# Strength of magnetic field

1. Feb 16, 2006

### supersleeves

I've been working on this problem for awhile now, and I cannot seem to grasp it .

In this problem, we are to find the strength and direction of the electric field at the point indicated by the black dot (see image below). How would I go about doing this?

Last edited: Feb 16, 2006
2. Feb 16, 2006

### Staff: Mentor

Hint: Stationary electric charges don't produce magnetic fields.

3. Feb 16, 2006

### supersleeves

Whoops, I meant electric field. Silly me :P

4. Feb 16, 2006

### Staff: Mentor

I kind of suspected it was supposed to be electric field, but I just wanted to make sure. Textbook authors and professors do sneaky tricks sometimes.

First, find the electric field at the black dot, that is produced by the positive charge alone. Ignore the negative charge for the moment.

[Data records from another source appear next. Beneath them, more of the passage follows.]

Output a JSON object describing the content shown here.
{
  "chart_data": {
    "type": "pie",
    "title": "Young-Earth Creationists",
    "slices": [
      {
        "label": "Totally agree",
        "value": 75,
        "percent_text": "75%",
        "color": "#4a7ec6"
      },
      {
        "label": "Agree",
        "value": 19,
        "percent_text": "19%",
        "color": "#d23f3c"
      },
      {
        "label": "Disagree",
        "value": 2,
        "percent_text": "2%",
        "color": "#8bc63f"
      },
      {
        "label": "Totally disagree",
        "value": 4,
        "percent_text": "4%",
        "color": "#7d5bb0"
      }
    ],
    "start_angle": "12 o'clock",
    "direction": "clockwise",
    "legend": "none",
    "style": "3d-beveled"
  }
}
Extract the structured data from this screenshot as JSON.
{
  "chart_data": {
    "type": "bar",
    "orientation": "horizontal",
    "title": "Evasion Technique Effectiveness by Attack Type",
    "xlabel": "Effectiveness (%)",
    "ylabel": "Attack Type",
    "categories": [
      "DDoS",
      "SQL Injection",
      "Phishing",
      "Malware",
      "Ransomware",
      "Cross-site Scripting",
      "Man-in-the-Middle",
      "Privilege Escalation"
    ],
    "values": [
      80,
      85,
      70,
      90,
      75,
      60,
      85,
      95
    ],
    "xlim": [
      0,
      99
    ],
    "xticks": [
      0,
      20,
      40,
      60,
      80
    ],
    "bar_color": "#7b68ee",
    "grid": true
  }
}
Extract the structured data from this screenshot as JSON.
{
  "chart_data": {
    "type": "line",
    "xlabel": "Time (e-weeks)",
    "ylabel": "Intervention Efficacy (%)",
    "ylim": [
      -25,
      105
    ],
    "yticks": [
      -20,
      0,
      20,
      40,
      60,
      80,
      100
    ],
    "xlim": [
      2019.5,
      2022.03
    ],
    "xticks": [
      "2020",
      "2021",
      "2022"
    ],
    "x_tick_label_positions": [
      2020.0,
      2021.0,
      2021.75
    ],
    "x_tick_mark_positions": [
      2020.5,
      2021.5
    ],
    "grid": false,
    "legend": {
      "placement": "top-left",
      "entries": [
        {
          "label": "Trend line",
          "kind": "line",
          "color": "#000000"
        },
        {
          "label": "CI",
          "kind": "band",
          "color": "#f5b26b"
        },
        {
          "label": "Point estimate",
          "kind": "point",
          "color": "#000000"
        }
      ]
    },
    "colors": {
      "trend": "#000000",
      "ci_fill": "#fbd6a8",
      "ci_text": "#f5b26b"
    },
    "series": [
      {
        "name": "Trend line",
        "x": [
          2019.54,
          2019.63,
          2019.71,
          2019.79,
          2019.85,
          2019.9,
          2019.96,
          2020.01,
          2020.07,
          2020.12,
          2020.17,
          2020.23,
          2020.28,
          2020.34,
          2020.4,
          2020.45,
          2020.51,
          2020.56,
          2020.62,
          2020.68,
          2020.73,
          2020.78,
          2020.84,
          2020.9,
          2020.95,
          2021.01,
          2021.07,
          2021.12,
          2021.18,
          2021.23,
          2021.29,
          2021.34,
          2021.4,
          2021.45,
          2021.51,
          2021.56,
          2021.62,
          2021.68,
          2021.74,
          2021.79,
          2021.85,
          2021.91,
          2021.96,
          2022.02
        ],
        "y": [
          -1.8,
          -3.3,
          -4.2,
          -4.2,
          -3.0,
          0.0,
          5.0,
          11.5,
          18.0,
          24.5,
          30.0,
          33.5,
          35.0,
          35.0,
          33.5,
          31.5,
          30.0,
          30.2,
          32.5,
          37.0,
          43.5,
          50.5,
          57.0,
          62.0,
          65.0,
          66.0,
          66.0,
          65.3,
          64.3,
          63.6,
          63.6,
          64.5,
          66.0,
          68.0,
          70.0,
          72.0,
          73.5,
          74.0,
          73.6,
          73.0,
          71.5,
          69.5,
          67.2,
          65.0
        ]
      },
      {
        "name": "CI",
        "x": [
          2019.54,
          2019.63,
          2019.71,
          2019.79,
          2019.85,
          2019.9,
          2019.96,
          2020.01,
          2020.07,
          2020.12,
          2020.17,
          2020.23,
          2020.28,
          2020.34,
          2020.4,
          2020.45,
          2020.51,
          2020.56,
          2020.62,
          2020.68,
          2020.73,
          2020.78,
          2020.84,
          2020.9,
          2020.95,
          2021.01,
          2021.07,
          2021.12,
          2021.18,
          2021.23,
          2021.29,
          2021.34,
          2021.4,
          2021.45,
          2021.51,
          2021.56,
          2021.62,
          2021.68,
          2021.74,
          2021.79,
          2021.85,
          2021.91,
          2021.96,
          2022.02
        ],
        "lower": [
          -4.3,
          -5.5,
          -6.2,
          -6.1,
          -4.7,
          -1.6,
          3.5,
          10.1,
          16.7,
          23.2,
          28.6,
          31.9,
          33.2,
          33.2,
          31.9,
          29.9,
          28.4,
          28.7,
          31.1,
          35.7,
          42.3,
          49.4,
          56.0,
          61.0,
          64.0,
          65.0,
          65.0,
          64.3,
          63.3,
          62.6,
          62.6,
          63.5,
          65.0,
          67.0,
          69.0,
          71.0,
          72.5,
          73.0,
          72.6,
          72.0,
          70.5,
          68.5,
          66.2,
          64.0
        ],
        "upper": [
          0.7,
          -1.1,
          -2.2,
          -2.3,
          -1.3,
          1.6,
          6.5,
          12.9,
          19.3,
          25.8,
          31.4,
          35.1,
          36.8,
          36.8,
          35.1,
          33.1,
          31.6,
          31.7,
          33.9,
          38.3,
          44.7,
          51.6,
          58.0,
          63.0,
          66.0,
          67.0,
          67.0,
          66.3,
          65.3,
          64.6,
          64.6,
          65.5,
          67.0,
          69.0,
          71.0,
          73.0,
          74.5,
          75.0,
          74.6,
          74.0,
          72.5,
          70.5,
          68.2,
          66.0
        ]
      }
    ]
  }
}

Second, find the electric field at the black dot, that is produced by the negative charge alone. Ignore the positive charge for the moment.

Third, add together the two electric fields that you just found. This gives you the electric field at the black dot, that is produced by the two charges together.

Hint: electric field is a vector quantity, so the result of each step has both magnitude and direction.

5. Feb 16, 2006

### supersleeves

I've tried that a million times and I'm still not coming out with the right answer >:-O By following that procedure, my answer keeps coming out to zero. I got ~1800 N/C for the field of the positive charge and ~-1800 N/C for the field of the negative charge... What am I doing wrong????

6. Feb 16, 2006

### Staff: Mentor

I'll repeat my hint: the electric field is a vector. A vector has magnitude and direction. You have the magnitude of the field produced by each charge alone, except that the magnitude of a vector is always positive, so get rid of the minus sign on the field produced by the negative charge.

What is the direction of the electric field produced by the positive charge alone, and what is the direction of the electric field produced by the negative charge alone?

Do you remember how to add vectors that are in different directions?

7. Feb 16, 2006

### supersleeves

Okay, I think that makse sense... let's see if I'm on the right track.

So I figured the magnitude of each vector to be 1800 N/C. The direction of the field produced by the positive charge would then be -1800cos(45)i+1800sin(45)j and the direction of the field produced by the negative charge would be 1800cos(45)i+1800sin(45)j. (45 is in degrees)

To add the vectors, I would just add each of the i components and each of the j components to get 2545j (the i components cancel out)... correct? But this would mean that the vector is in the horizontal direction... and when I put 0 degrees in for the answer, it keeps telling me I'm wrong.

Grr... I wish the professor actually spent time on these things...

Thanks so much for your help/patience... it means a ton!

8. Feb 16, 2006

### Gokul43201

Staff Emeritus
What direction is $\hat{j}$ along ?

Last edited: Feb 16, 2006
9. Feb 16, 2006

### supersleeves

oh, i had them backwards. grr. I guess that would mean that j would be along the x-axis, making that whole thing a bunch of mumble jumble. That should still make the work correct though, as the component in the y-direction will cancel out? I guess that means that the final vector I got was 2545i, not 2545j.

I'm just a a mess with this.

10. Feb 16, 2006

### Staff: Mentor

Draw the two $\vec E$ vectors on the diagram, with their tails at the black dot. The electric field points away from a positive charge, and towards a negative charge. This should show you that the sum of the two vectors points downwards (negative y, or $-\hat j$ direction).

11. Feb 17, 2006

### supersleeves

okay, that makes sense!

Thanks so much for your help!!!